Quando è stata inventata la pasta? Per trovare una risposta dobbiamo viaggiare indietro nel tempo di molti secoli, fino ad arrivare intorno al 200 a.C. nell’antica Roma, periodo a cui risale la principale fonte storica sulla cucina italiana, ad opera di Marco Gavio Apicio, gastronomo dell’epoca, il quale nel suo De re coquinaria, scrive sulla conservazione dei cibi e sulla pasta dalla robusta consistenza.

Tuttavia, arrivano nel Medioevo le più rilevanti scoperte che ci hanno portato ad ottenere la pasta che oggi ben tutti conosciamo: l’invenzione del sistema della bollitura e di nuovi formati, come le prime paste forate (penne, rigatoni, bucatini) e quelle ripiene (ravioli, tortellini, agnolotti), la pasta fresca all’uovo e la prima realizzazione della pasta secca a lunga conservazione, storicamente attribuita ai siciliani. Sempre in quest’epoca aprono le prime botteghe italiane di preparazione della pasta e a metà del XIII secolo nascono i grandi pastifici.

Anche celebri autori della letteratura italiana menzionano nelle loro opere quello che pian piano sta diventando l’alimento più diffuso nella società italiana. Nel XIV secolo nel famoso Decameron, Giovanni Boccaccio cita la pasta come simbolo di abbondanza alimentare. […]una contrada che si chiamava Bengodi, nella quale si legano le vigne con le salsicce, e avevasi un’oca a denaio e un papero giunta, ed eravi una montagna tutta di formaggio parmigiano grattugiato, sopra la quale stavan genti che niuna altra cosa facevan che far maccheroni e raviuoli, e cuocergli in brodo di capponi, e poi gli gittavan quindi giù, e chi più ne pigliava più se n’aveva […](G.Boccaccio Decameron VIII 3).

Nel corso di oltre due millenni, quell’atmosfera gioiosa venuta a crearsi intorno a un piatto di pasta è diventata, nell’immaginario collettivo di tutta Europa, l’emblema tipico dell’essere italiano. Ciò trova riscontro in numerosi capolavori di fama internazionale nati sia nella letteratura che nella musica, nell’opera, nel teatro e nel cinema.

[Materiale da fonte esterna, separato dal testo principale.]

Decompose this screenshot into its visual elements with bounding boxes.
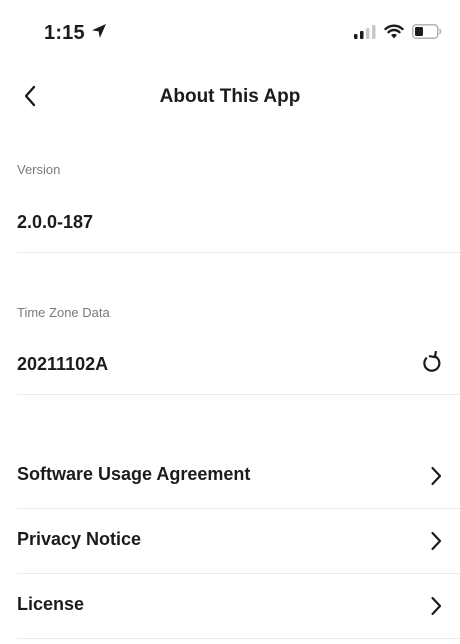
- status-bar: 1:15: [0, 0, 460, 70]
- cellular-signal-icon: [354, 24, 376, 44]
- divider: [17, 394, 460, 395]
- status-time-group: 1:15: [44, 22, 107, 45]
- menu-item-label: License: [17, 594, 85, 614]
- menu-item-license[interactable]: License: [0, 574, 460, 638]
- battery-icon: [412, 24, 442, 44]
- version-value: 2.0.0-187: [17, 212, 94, 232]
- time-zone-label: Time Zone Data: [17, 305, 110, 320]
- refresh-icon: [420, 350, 442, 380]
- menu-item-privacy-notice[interactable]: Privacy Notice: [0, 509, 460, 573]
- version-label: Version: [17, 162, 61, 177]
- menu-item-label: Software Usage Agreement: [17, 464, 251, 484]
- chevron-right-icon: [426, 464, 446, 488]
- menu-item-label: Privacy Notice: [17, 529, 142, 549]
- wifi-icon: [384, 24, 404, 44]
- refresh-button[interactable]: [416, 350, 446, 380]
- time-zone-value: 20211102A: [17, 354, 109, 374]
- location-arrow-icon: [91, 22, 107, 45]
- page-title: About This App: [159, 86, 301, 107]
- status-time: 1:15: [44, 22, 85, 44]
- divider: [17, 252, 460, 253]
- chevron-right-icon: [426, 529, 446, 553]
- status-icons: [354, 24, 442, 44]
- navigation-bar: About This App: [0, 70, 460, 126]
- chevron-right-icon: [426, 594, 446, 618]
- menu-item-software-usage-agreement[interactable]: Software Usage Agreement: [0, 444, 460, 508]
- divider: [17, 638, 460, 639]
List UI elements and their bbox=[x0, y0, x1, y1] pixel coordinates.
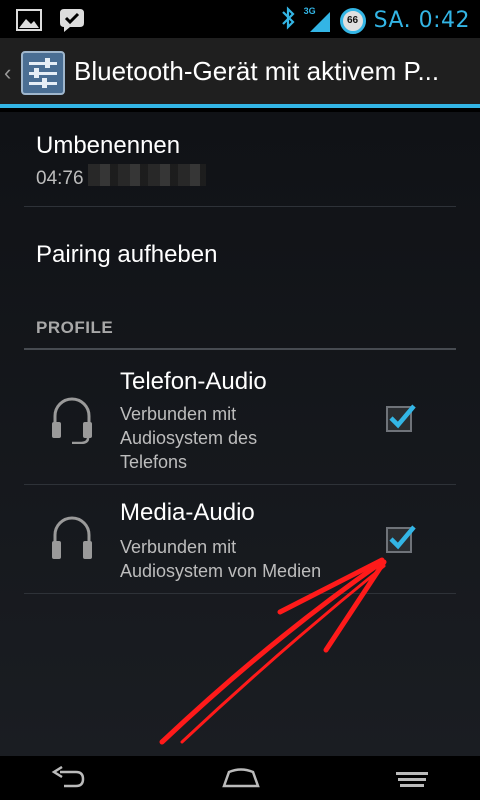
navigation-bar bbox=[0, 756, 480, 800]
recent-apps-button[interactable] bbox=[394, 766, 430, 795]
recent-apps-icon bbox=[396, 772, 428, 787]
back-icon bbox=[51, 765, 85, 788]
home-button[interactable] bbox=[222, 766, 260, 795]
annotation-arrow bbox=[159, 557, 387, 745]
back-button[interactable] bbox=[50, 765, 86, 795]
home-icon bbox=[222, 768, 260, 788]
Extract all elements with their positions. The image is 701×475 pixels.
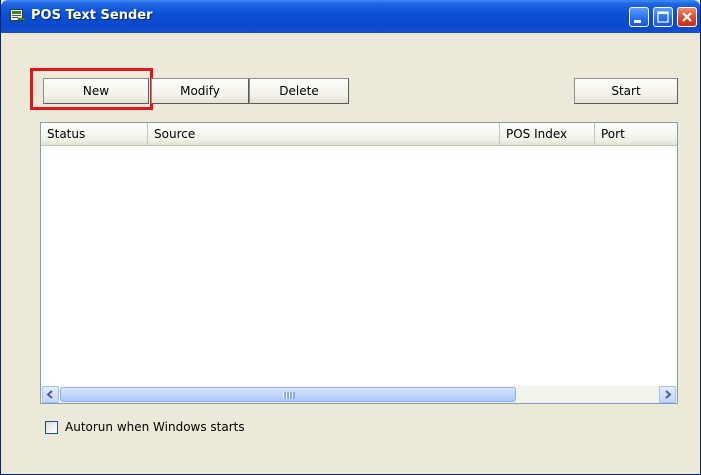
maximize-button[interactable]	[653, 7, 673, 27]
main-window: POS Text Sender New Modify Delete Start	[0, 0, 701, 475]
horizontal-scrollbar[interactable]	[41, 386, 677, 403]
autorun-option[interactable]: Autorun when Windows starts	[45, 419, 245, 435]
new-button-highlight	[30, 68, 153, 110]
modify-button[interactable]: Modify	[151, 78, 249, 104]
column-header-status[interactable]: Status	[41, 123, 148, 145]
delete-button[interactable]: Delete	[249, 78, 349, 104]
close-button[interactable]	[677, 7, 697, 27]
modify-button-label: Modify	[180, 84, 220, 98]
autorun-checkbox[interactable]	[45, 420, 58, 434]
minimize-icon	[634, 20, 641, 23]
start-button[interactable]: Start	[574, 78, 678, 104]
title-bar[interactable]: POS Text Sender	[1, 0, 700, 33]
maximize-icon	[657, 11, 669, 23]
start-button-label: Start	[611, 84, 641, 98]
list-header: Status Source POS Index Port	[41, 123, 677, 146]
app-icon[interactable]	[10, 9, 26, 23]
delete-button-label: Delete	[279, 84, 319, 98]
column-header-port[interactable]: Port	[595, 123, 677, 145]
pos-list[interactable]: Status Source POS Index Port	[40, 122, 678, 404]
arrow-left-icon	[46, 390, 53, 399]
column-header-source[interactable]: Source	[148, 123, 500, 145]
scroll-grip	[283, 392, 295, 399]
scroll-left-button[interactable]	[42, 386, 59, 403]
window-title: POS Text Sender	[31, 8, 153, 23]
autorun-label[interactable]: Autorun when Windows starts	[65, 420, 245, 434]
scroll-thumb[interactable]	[60, 387, 516, 402]
scroll-right-button[interactable]	[659, 386, 676, 403]
close-icon	[682, 12, 692, 22]
minimize-button[interactable]	[629, 7, 649, 27]
arrow-right-icon	[665, 390, 672, 399]
column-header-pos-index[interactable]: POS Index	[500, 123, 595, 145]
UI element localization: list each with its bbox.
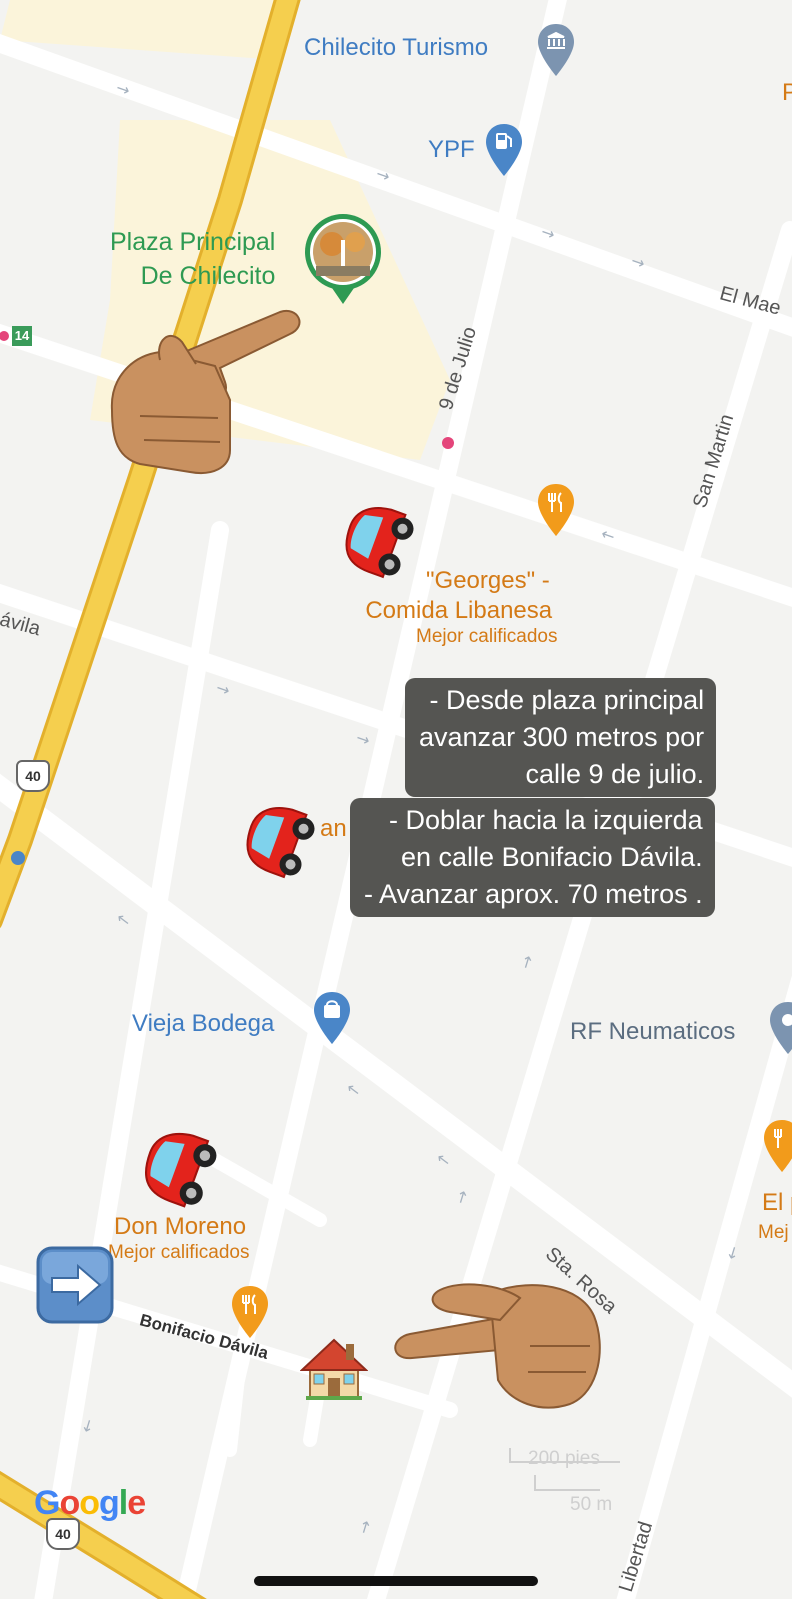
google-logo: Google xyxy=(34,1484,146,1523)
annotation-line: avanzar 300 metros por xyxy=(419,722,705,752)
transit-dot xyxy=(442,437,454,449)
oneway-arrow: → xyxy=(77,1417,99,1435)
google-logo-letter: o xyxy=(59,1484,80,1522)
oneway-arrow: → xyxy=(354,728,373,750)
poi-label-rf-neumaticos[interactable]: RF Neumaticos xyxy=(570,1018,735,1046)
gas-station-pin-icon[interactable] xyxy=(484,122,524,178)
google-logo-letter: o xyxy=(79,1484,100,1522)
oneway-arrow: ← xyxy=(113,908,135,931)
shopping-pin-icon[interactable] xyxy=(312,990,352,1046)
oneway-arrow: ← xyxy=(343,1078,365,1101)
google-logo-letter: l xyxy=(118,1484,129,1522)
map-view[interactable]: → → → → ← → → → ← ← ← → → → → → 40 40 14 xyxy=(0,0,792,1599)
scale-meters: 50 m xyxy=(570,1494,613,1515)
annotation-line: en calle Bonifacio Dávila. xyxy=(401,842,703,872)
poi-label-edge-el: El p xyxy=(762,1189,792,1216)
poi-label-don-moreno-sub: Mejor calificados xyxy=(108,1242,250,1263)
poi-label-georges-line2: Comida Libanesa xyxy=(365,597,553,624)
street-libertad xyxy=(616,975,792,1599)
annotation-line: - Desde plaza principal xyxy=(429,685,705,715)
annotation-box-2: - Doblar hacia la izquierda en calle Bon… xyxy=(350,798,715,917)
poi-label-vieja-bodega[interactable]: Vieja Bodega xyxy=(132,1010,274,1038)
poi-label-plaza-line2: De Chilecito xyxy=(140,262,276,290)
annotation-line: - Avanzar aprox. 70 metros . xyxy=(364,879,703,909)
location-dot-blue xyxy=(11,851,25,865)
poi-label-georges-sub: Mejor calificados xyxy=(416,626,558,647)
oneway-arrow: → xyxy=(354,1518,376,1536)
car-icon xyxy=(246,807,315,879)
oneway-arrow: ← xyxy=(433,1148,455,1171)
pointing-hand-icon xyxy=(394,1283,601,1409)
restaurant-pin-icon[interactable] xyxy=(230,1284,270,1340)
google-logo-letter: G xyxy=(34,1484,60,1522)
plaza-photo-pin-icon[interactable] xyxy=(300,210,386,306)
car-icon xyxy=(144,1132,217,1208)
house-icon xyxy=(300,1338,368,1400)
oneway-arrow: → xyxy=(451,1188,473,1206)
poi-label-ypf[interactable]: YPF xyxy=(428,136,475,164)
home-indicator[interactable] xyxy=(254,1576,538,1586)
poi-label-plaza-line1: Plaza Principal xyxy=(110,228,276,256)
annotation-line: - Doblar hacia la izquierda xyxy=(389,805,703,835)
annotation-line: calle 9 de julio. xyxy=(525,759,705,789)
poi-label-partial: an xyxy=(320,815,347,842)
annotation-box-1: - Desde plaza principal avanzar 300 metr… xyxy=(405,678,717,797)
scale-feet: 200 pies xyxy=(528,1448,600,1469)
right-arrow-icon xyxy=(36,1246,114,1324)
car-icon xyxy=(345,507,414,579)
route-14-badge: 14 xyxy=(12,326,32,346)
restaurant-pin-icon[interactable] xyxy=(762,1118,792,1174)
oneway-arrow: → xyxy=(214,678,233,700)
poi-label-chilecito-turismo[interactable]: Chilecito Turismo xyxy=(304,34,488,62)
poi-label-edge-mej: Mej xyxy=(758,1222,789,1243)
google-logo-letter: g xyxy=(99,1484,120,1522)
poi-label-edge-p: P xyxy=(782,79,792,106)
restaurant-pin-icon[interactable] xyxy=(536,482,576,538)
oneway-arrow: → xyxy=(516,953,538,971)
route-40-shield: 40 xyxy=(16,760,50,792)
google-logo-letter: e xyxy=(127,1484,146,1522)
poi-label-plaza[interactable]: Plaza Principal De Chilecito xyxy=(110,225,275,293)
museum-pin-icon[interactable] xyxy=(536,22,576,78)
pointing-hand-icon xyxy=(110,309,301,474)
generic-pin-icon[interactable] xyxy=(768,1000,792,1056)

Lungo la storia di quest’ultimo, ad esempio, un bel piatto di spaghetti o maccheroni si ritrova in numerosi film come elemento distintivo dell’essere italiano, con cui tratteggiare efficacemente personaggi e scene tipicamente nazionali.

Negli anni ‘50, periodo di ripresa economica, gli spaghetti, detti anche “pastasciutta”, diventano icona della gioia di vivere. A tal proposito, la prima immagine che torna alla mente è quella in “Miseria e nobiltà” del 1954 in cui Totò in piedi sul tavolo, famelicamente mangia spaghetti, cercando di nasconderne il più possibile in tasca. O la scena con Marcello Mastroianni, Vittorio Gassman e Tiberio Murgia, in “Soliti Ignoti” (1958): la banda mangia pasta e ceci per consolarsi dopo il fallimento del piano progettato per un furto.

Concludiamo con un romantico omaggio alla pasta, proveniente dall’oltreoceano, uno dei più bei film d’animazione statunitense, “Lilli e il vagabondo”: i due cagnolini si innamorano davanti a un gustoso piatto di spaghetti al pomodoro, servito da un cuoco italiano.

Corta, spezzata, lunga, a tubetti, a conchiglie, a semi, a farfalle… di semola, all’uovo, integrale, fresca di grano duro… la pasta, è considerata oltre che un alimento, un elemento di unione nazionale, parte integrante della cultura ed identità popolare, uno dei simboli dell’italianità in tutto il mondo. Oggi è possibile ripercorrere i suoi ultimi otto secoli di storia all’interno del “Museo della pasta” a Roma, in cui scoprire i diversi strumenti utilizzati per la produzione, le opere d’arte dedicate e diverse informazioni nutrizionali.